İsrail’in genel stratejisi ise şudur: Mose Sharett’in daha önce yazdığım itiraflarından da anlaşılacağı üzere bazı “yumuşak” noktalar üzerinden aslında hedef ülkelerin birleşmesine neden olabilecek konuları birer ayrılık meselesi hâline getirmek. Bu noktalardan birisi Filistin’di.
Her zehrin bir panzehiri vardır.
İsrail’in stratejisine karşı Filistin tarafında da farklı bir cephe gelişti. Bu cephe ilk zamanlar İslamcılık düşüncesine değil; Arap birliği, Sosyalizm, laiklik düşüncelerine dayanıyordu. İsrail’in zaferiyle sonuçlanan Altı Gün Savaşları sonrasında bu düşünceler yani Nasırcılık da mağlup olmuştu.
Yine de bu düşünceler tamamen bitmedi.
Altı Gün Savaşları, Haziran 1967’de yaşanmıştı. Yukarıda saydığım düşüncelere dayanan Marksist-Leninist Filistin Halk Kurtuluş Cephesi ise Aralık 1967’de George Habaş tarafından kurulmuştu.
Filistin Demokratik Halk Kurtuluş Cephesi ise Habaş’ın yanından ayrılan Naif Havatme tarafından 1969’da kurulmuştur.
Habaş ve Havatme’nin ortak yanlarından biri, her ikisinin de Ortodoks Rum olmalarıdır (Mahmut Abbas’ın Rum ve Ermenilerle ilişkilerine çok da şaşırılmamalıdır). İki ismin kurduğu örgütlerin düşünce dünyasındaki fark ise şudur: Habaş’ın örgütünde ulusçuluk düşünceleri hâkimken Havatme’nin örgütü tamamen Marksist-Leninist’tir. Deniz Gezmiş de birkaç ay kadar bu örgütün kamplarında silahlı eğitim almıştı.

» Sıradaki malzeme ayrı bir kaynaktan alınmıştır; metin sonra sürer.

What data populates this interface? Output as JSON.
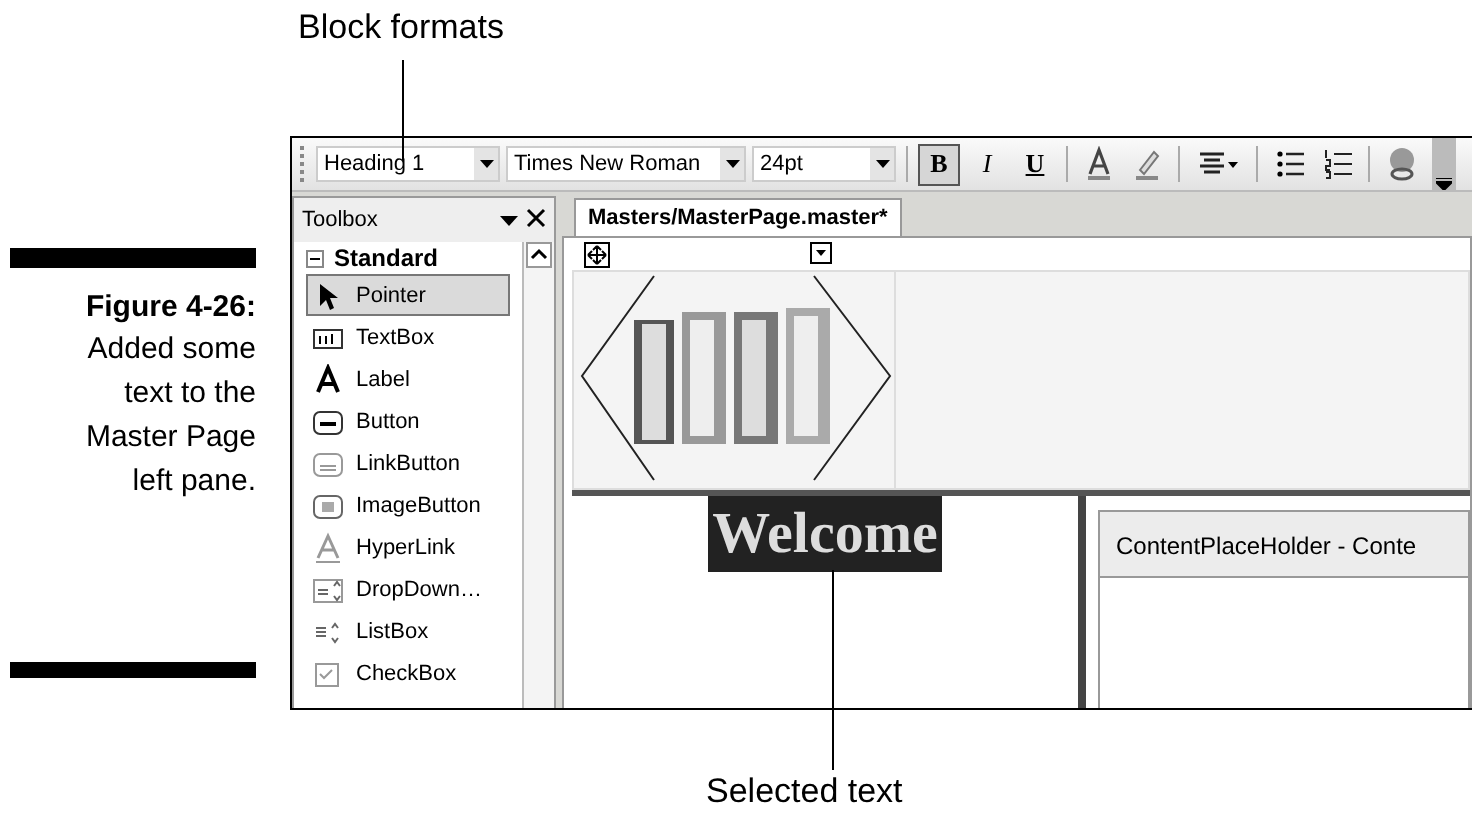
{
  "callout_top": {
    "text": "Block formats"
  },
  "caption": {
    "figure": "Figure 4-26:",
    "text": "Added some text to the Master Page left pane."
  },
  "toolbar": {
    "block_format": "Heading 1",
    "font": "Times New Roman",
    "size": "24pt",
    "buttons": [
      {
        "kind": "text",
        "label": "B",
        "selected": true
      },
      {
        "kind": "text",
        "label": "I",
        "selected": false
      },
      {
        "kind": "text",
        "label": "U",
        "selected": false
      },
      {
        "kind": "font-color",
        "selected": false
      },
      {
        "kind": "highlight",
        "selected": false
      },
      {
        "kind": "align",
        "selected": false
      },
      {
        "kind": "bullets",
        "selected": false
      },
      {
        "kind": "numbering",
        "selected": false
      },
      {
        "kind": "link",
        "selected": false
      }
    ]
  },
  "toolbox": {
    "title": "Toolbox",
    "group": {
      "label": "Standard",
      "expanded": true
    },
    "items": [
      {
        "label": "Pointer",
        "kind": "pointer",
        "selected": true
      },
      {
        "label": "TextBox",
        "kind": "textbox",
        "selected": false
      },
      {
        "label": "Label",
        "kind": "label",
        "selected": false
      },
      {
        "label": "Button",
        "kind": "button",
        "selected": false
      },
      {
        "label": "LinkButton",
        "kind": "linkbutton",
        "selected": false
      },
      {
        "label": "ImageButton",
        "kind": "imagebutton",
        "selected": false
      },
      {
        "label": "HyperLink",
        "kind": "hyperlink",
        "selected": false
      },
      {
        "label": "DropDown…",
        "kind": "dropdown",
        "selected": false
      },
      {
        "label": "ListBox",
        "kind": "listbox",
        "selected": false
      },
      {
        "label": "CheckBox",
        "kind": "checkbox",
        "selected": false
      }
    ]
  },
  "document": {
    "tab": {
      "label": "Masters/MasterPage.master*",
      "selected": true
    },
    "welcome": {
      "text": "Welcome",
      "selected": true
    },
    "placeholder_header": "ContentPlaceHolder - Conte"
  },
  "callout_bottom": {
    "text": "Selected text"
  }
}
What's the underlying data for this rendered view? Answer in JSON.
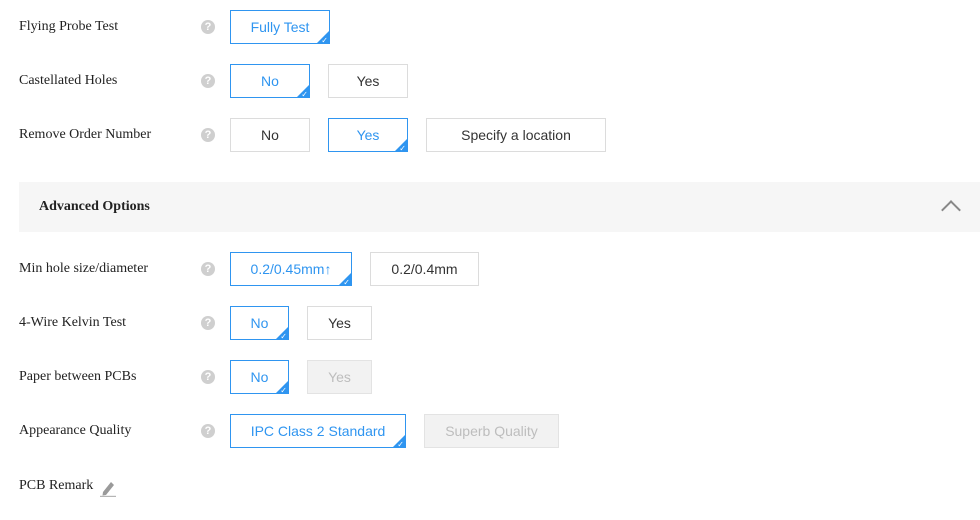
{
  "help_glyph": "?",
  "rows": {
    "flying_probe": {
      "label": "Flying Probe Test",
      "options": [
        "Fully Test"
      ],
      "selected": "Fully Test"
    },
    "castellated": {
      "label": "Castellated Holes",
      "options": [
        "No",
        "Yes"
      ],
      "selected": "No"
    },
    "remove_order": {
      "label": "Remove Order Number",
      "options": [
        "No",
        "Yes",
        "Specify a location"
      ],
      "selected": "Yes"
    },
    "min_hole": {
      "label": "Min hole size/diameter",
      "options": [
        "0.2/0.45mm↑",
        "0.2/0.4mm"
      ],
      "selected": "0.2/0.45mm↑"
    },
    "kelvin": {
      "label": "4-Wire Kelvin Test",
      "options": [
        "No",
        "Yes"
      ],
      "selected": "No"
    },
    "paper": {
      "label": "Paper between PCBs",
      "options": [
        "No",
        "Yes"
      ],
      "selected": "No",
      "disabled": [
        "Yes"
      ]
    },
    "appearance": {
      "label": "Appearance Quality",
      "options": [
        "IPC Class 2 Standard",
        "Superb Quality"
      ],
      "selected": "IPC Class 2 Standard",
      "disabled": [
        "Superb Quality"
      ]
    }
  },
  "advanced": {
    "title": "Advanced Options",
    "expanded": true,
    "icon": "chevron-up-icon"
  },
  "remark": {
    "label": "PCB Remark",
    "icon": "pencil-icon"
  },
  "colors": {
    "accent": "#2f95f0",
    "border": "#dcdcdc",
    "disabled_bg": "#f2f2f2",
    "section_bg": "#f6f6f6"
  }
}
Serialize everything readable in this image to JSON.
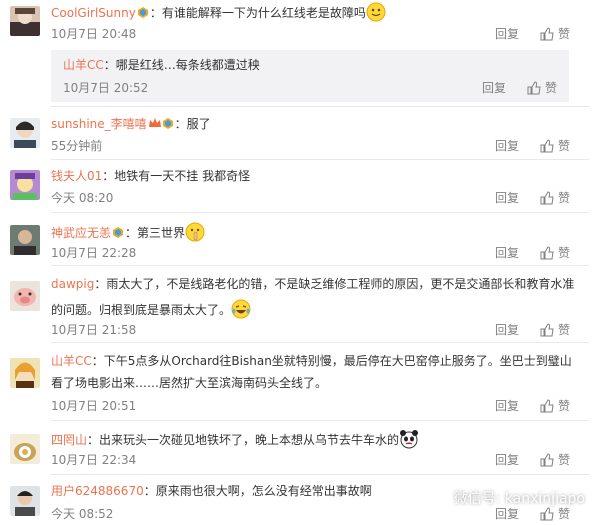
{
  "comments": [
    {
      "user": "CoolGirlSunny",
      "text": "：有谁能解释一下为什么红线老是故障吗",
      "time": "10月7日 20:48",
      "reply": "回复",
      "like": "赞"
    },
    {
      "user": "sunshine_李嘻嘻",
      "text": "：服了",
      "time": "55分钟前",
      "reply": "回复",
      "like": "赞"
    },
    {
      "user": "钱夫人01",
      "text": "：地铁有一天不挂 我都奇怪",
      "time": "今天 08:20",
      "reply": "回复",
      "like": "赞"
    },
    {
      "user": "神武应无恙",
      "text": "：第三世界",
      "time": "10月7日 22:28",
      "reply": "回复",
      "like": "赞"
    },
    {
      "user": "dawpig",
      "text_l1": "：雨太大了，不是线路老化的错，不是缺乏维修工程师的原因，更不是交通部长和教育水准",
      "text_l2": "的问题。归根到底是暴雨太大了。",
      "time": "10月7日 21:58",
      "reply": "回复",
      "like": "赞"
    },
    {
      "user": "山羊CC",
      "text_l1": "：下午5点多从Orchard往Bishan坐就特别慢，最后停在大巴窑停止服务了。坐巴士到璧山",
      "text_l2": "看了场电影出来……居然扩大至滨海南码头全线了。",
      "time": "10月7日 20:51",
      "reply": "回复",
      "like": "赞"
    },
    {
      "user": "四罔山",
      "text": "：出来玩头一次碰见地铁坏了，晚上本想从乌节去牛车水的",
      "time": "10月7日 22:34",
      "reply": "回复",
      "like": "赞"
    },
    {
      "user": "用户624886670",
      "text": "：原来雨也很大啊，怎么没有经常出事故啊",
      "time": "今天 08:52",
      "reply": "回复",
      "like": "赞"
    }
  ],
  "sub_reply": {
    "user": "山羊CC",
    "text": "：哪是红线…每条线都遭过秧",
    "time": "10月7日 20:52",
    "reply": "回复",
    "like": "赞"
  },
  "watermark": "微信号: kanxinjiapo",
  "colors": {
    "username": "#eb7350",
    "meta": "#808080",
    "subreply_bg": "#f2f2f5"
  }
}
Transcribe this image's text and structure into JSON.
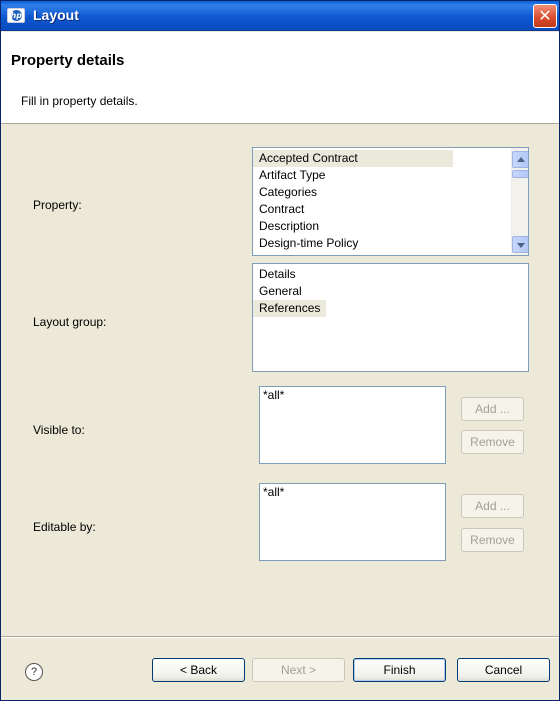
{
  "window": {
    "title": "Layout",
    "close_glyph": "✕"
  },
  "banner": {
    "title": "Property details",
    "description": "Fill in property details."
  },
  "form": {
    "property": {
      "label": "Property:",
      "items": [
        "Accepted Contract",
        "Artifact Type",
        "Categories",
        "Contract",
        "Description",
        "Design-time Policy"
      ],
      "selected": "Accepted Contract"
    },
    "layout_group": {
      "label": "Layout group:",
      "items": [
        "Details",
        "General",
        "References"
      ],
      "selected": "References"
    },
    "visible_to": {
      "label": "Visible to:",
      "items": [
        "*all*"
      ],
      "add_label": "Add ...",
      "remove_label": "Remove"
    },
    "editable_by": {
      "label": "Editable by:",
      "items": [
        "*all*"
      ],
      "add_label": "Add ...",
      "remove_label": "Remove"
    }
  },
  "footer": {
    "help_glyph": "?",
    "back_label": "< Back",
    "next_label": "Next >",
    "finish_label": "Finish",
    "cancel_label": "Cancel"
  },
  "icons": {
    "app": "app-logo-icon",
    "close": "close-icon",
    "help": "help-icon",
    "scroll_up": "chevron-up-icon",
    "scroll_down": "chevron-down-icon"
  },
  "colors": {
    "titlebar": "#0f58d0",
    "dialog_bg": "#ece9d8",
    "selection": "#ebe8dc",
    "list_border": "#7f9db9",
    "close": "#d84a2a"
  }
}
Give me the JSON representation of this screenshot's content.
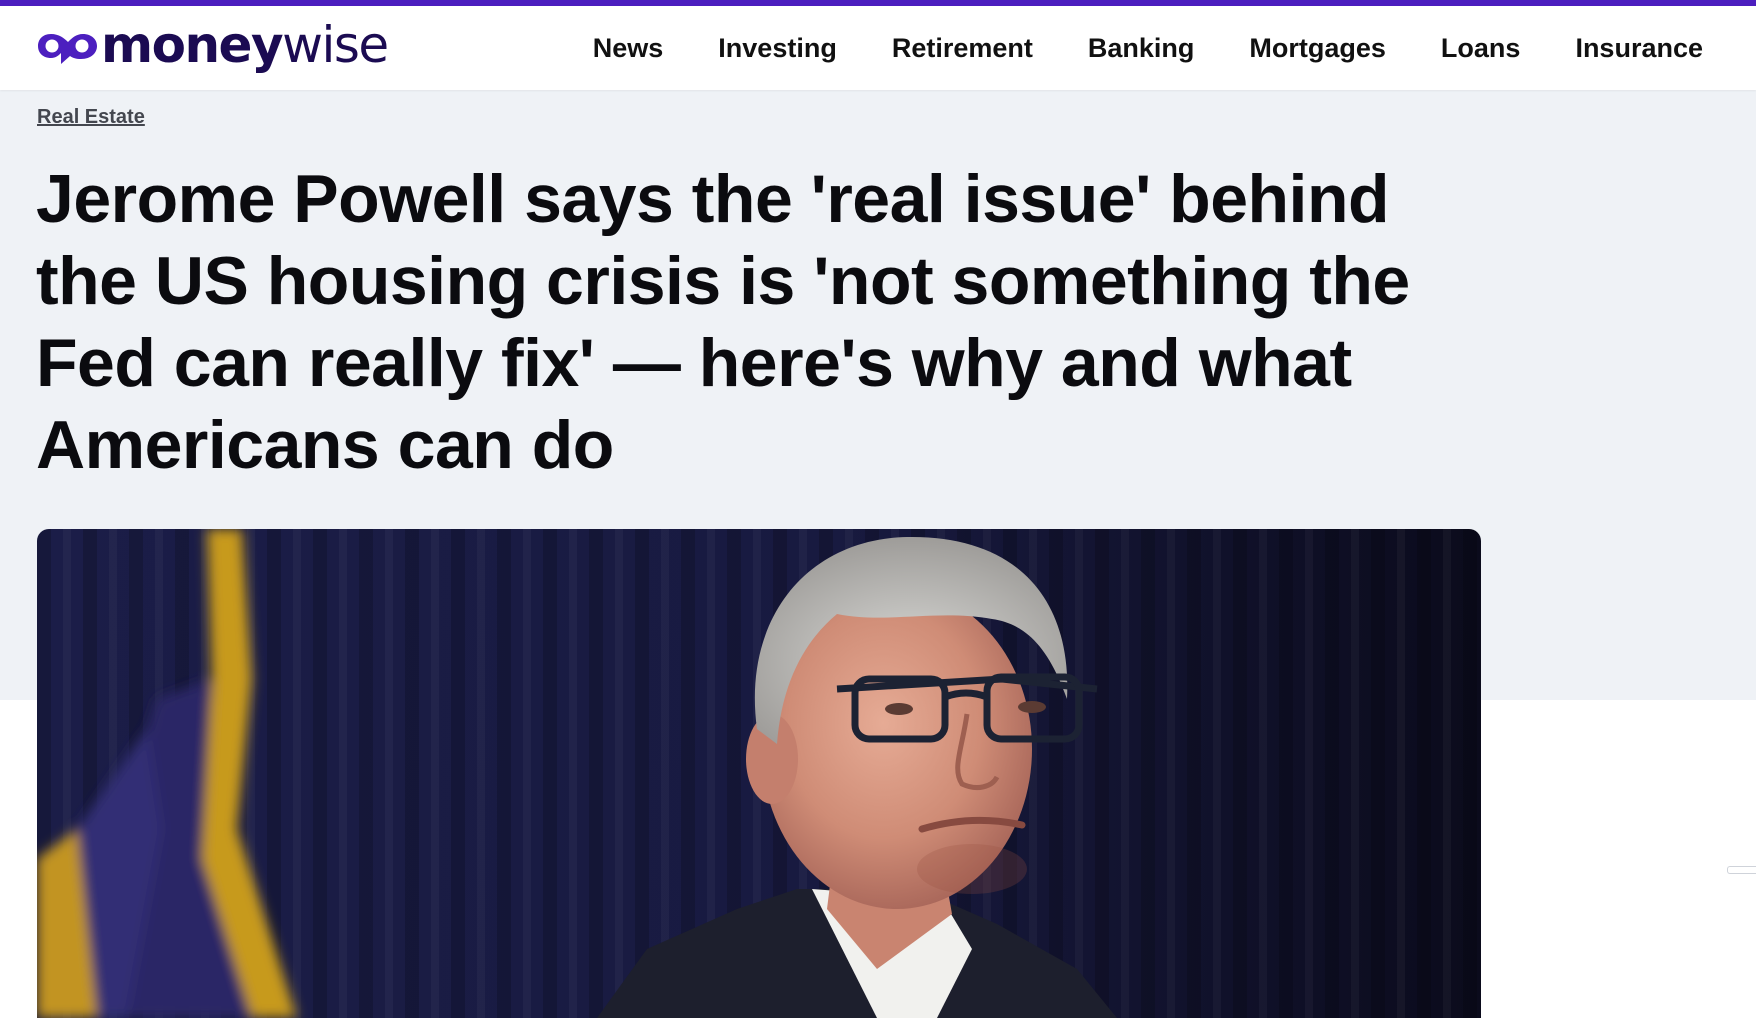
{
  "brand": {
    "name_bold": "money",
    "name_light": "wise",
    "accent": "#4c1fbf",
    "logo_color": "#1b0b52"
  },
  "nav": {
    "items": [
      {
        "label": "News"
      },
      {
        "label": "Investing"
      },
      {
        "label": "Retirement"
      },
      {
        "label": "Banking"
      },
      {
        "label": "Mortgages"
      },
      {
        "label": "Loans"
      },
      {
        "label": "Insurance"
      }
    ]
  },
  "article": {
    "category": "Real Estate",
    "headline": "Jerome Powell says the 'real issue' behind the US housing crisis is 'not something the Fed can really fix' — here's why and what Americans can do"
  },
  "colors": {
    "hero_background": "#eff2f6",
    "page_background": "#ffffff",
    "text": "#0b0b0f"
  }
}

Havatme’nin dünyasında ulusçuluk yoktu. Başlarda aslında Arap kökenli olmayanların da katıldığı bir cephede oluşmuş ulus bilinci, tam da Oded Yinon’un istediği gibi, Havatme’nin dünyasında yoktu. Diğer yandan, Habaş’ın 1950’de kurduğu örgütün adı ise Milliyetçi Arap Hareketi idi.
Mısır Devlet Başkanı Cemal Abdünnasır’ın asıl desteklediği örgüt ise başkanlığını uzun yıllar Yaser Arafat’ın yaptığı Filistin Kurtuluş Örgütü’ydü. Bu örgüt de içindeki farklı düşüncelere rağmen esasen Sosyalist eğilimlidir.
Arafat demişken bir not düşeyim: 1991’de Saddam’ın Kuveyt’i işgal etmesi tepeden tırnağa bir ABD planıdır. ABD, Saddam’ın sırtını sıvazlayarak Kuveyt’e sokmuş, sonra onu cezalandırmıştır. Saddam’ın sırtını “Hadi koçum!” diye sıvazlayanlardan biri de Arafat’tır. Onun bu hamlesinden sonra Kuveyt’teki Filistinliler kapı dışarı edilmişlerdir.
Meşhur “Hanzala” karikatürünün çizeri Naci el-Ali de Arafat’tan çok çekmiştir.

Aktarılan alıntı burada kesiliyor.